Les cours théoriques sont ponctués de petites balades en compagnie de trois chèvres vivaces, qui mettent un point d’honneur à marcher en tête de file. «Attention à vos vêtements, elles aiment les mâchouiller», prévient Joëlle. Alors que nous passons sous un immense chêne, la directrice révèle que cet arbre, ainsi que le gui et les glands qu’il enfante, sont sacrés, puisqu’ils symbolisent la connaissance et l’indépendance. Si vous croisez un druide ou une druidesse, peut-être remarquerez-vous qu’il ou elle porte autour du cou un pendentif en forme de gland. Autre indispensable du kit-Gandalf: un bâton en bois de houx, qui symbolise le lien avec les autres mondes.
«C’est le Nouvel-An des arbres aujourd’hui, claironne Joëlle Chautems, lorsque nous avons pris place sur le sol, au pied du chêne. Dans le druidisme, on dit que la sève endormie par l’hiver commence à remonter dans les branches pour réveiller le printemps.»
En effet, le calendrier et les horaires du druide se distinguent sensiblement des nôtres: l’année druidique est représentée par un rond («puisque le temps linéaire n’existe pas») et rythmée par différentes fêtes, au fil des cycles lunaires et solaires: «Si on se coupe trop des cycles naturels et des saisons qui nous traversent, on peut se rendre malade, déplore Joëlle.
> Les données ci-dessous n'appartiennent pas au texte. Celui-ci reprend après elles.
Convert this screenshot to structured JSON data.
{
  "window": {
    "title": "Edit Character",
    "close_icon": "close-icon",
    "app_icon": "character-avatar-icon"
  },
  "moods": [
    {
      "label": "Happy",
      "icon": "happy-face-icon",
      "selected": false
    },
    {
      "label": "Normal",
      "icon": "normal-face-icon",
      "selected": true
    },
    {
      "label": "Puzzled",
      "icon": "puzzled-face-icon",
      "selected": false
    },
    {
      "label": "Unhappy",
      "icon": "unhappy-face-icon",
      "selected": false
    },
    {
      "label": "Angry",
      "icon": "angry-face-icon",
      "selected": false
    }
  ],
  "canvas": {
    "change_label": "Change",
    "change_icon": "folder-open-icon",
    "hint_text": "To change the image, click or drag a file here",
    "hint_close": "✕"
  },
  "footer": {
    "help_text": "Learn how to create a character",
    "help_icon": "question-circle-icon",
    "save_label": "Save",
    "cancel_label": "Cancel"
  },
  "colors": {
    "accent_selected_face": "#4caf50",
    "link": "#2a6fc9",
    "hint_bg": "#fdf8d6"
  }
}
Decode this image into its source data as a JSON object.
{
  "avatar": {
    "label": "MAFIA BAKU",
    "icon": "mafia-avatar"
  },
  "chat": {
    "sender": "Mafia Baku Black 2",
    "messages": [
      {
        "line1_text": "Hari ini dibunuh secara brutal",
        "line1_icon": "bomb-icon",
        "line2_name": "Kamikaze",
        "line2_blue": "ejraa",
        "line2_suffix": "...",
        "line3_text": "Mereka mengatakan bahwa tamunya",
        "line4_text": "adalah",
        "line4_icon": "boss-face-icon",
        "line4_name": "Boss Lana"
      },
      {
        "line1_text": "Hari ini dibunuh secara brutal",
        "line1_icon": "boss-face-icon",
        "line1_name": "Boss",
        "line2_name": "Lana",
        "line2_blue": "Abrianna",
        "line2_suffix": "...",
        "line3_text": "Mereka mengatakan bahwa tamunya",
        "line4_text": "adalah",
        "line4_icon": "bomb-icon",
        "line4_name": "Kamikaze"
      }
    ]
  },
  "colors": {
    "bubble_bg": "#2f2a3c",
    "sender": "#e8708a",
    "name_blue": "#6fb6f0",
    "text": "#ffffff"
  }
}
Se forcer à lutter contre ces rythmes instinctifs demande beaucoup de ressources.»
Alors, afin de s’adapter aux mouvements de la nature et aux sensations physiques de chaque période de l’année, les druides dansent, rient, observent et écoutent, dans le sillage des saisons qu’ils analysent à leur façon. Joëlle résume ainsi les temps forts de l’année avec, bien souvent, un accent sur la célébration. En d’autres termes, les druides sont un peu fêtards.